Examples: GeoPandas Spatial Joins

A spatial join uses binary predicates such as intersects and crosses to combine two GeoDataFrames based on the spatial relationship between their geometries.

A common use case might be a spatial join between a point layer and a polygon layer where you want to retain the point geometries and grab the attributes of the intersecting polygons.

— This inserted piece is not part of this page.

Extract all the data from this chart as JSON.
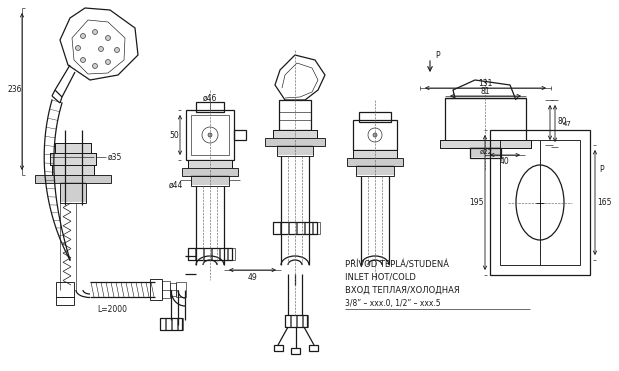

From https://github.com/geopandas/geopandas/blob/master/examples/spatial_joins.ipynb. Re-ran and tweaked by Emilio Mayorga, 12/10/2015, on my geopandas conda environment.


In [1]:
from IPython.core.display import Image 
Image(url="https://dl.dropboxusercontent.com/u/6769420/sjoin_test.png")


Out[1]:

Types of spatial joins

We currently support the following methods of spatial joins. We refer to the left_df and right_df which are the correspond to the two dataframes passed in as args.

Left outer join

In a LEFT OUTER JOIN (how='left'), we keep all rows from the left and duplicate them if necessary to represent multiple hits between the two dataframes. We retain attributes of the right if they intersect and lose right rows that don't intersect. A left outer join implies that we are interested in retaining the geometries of the left.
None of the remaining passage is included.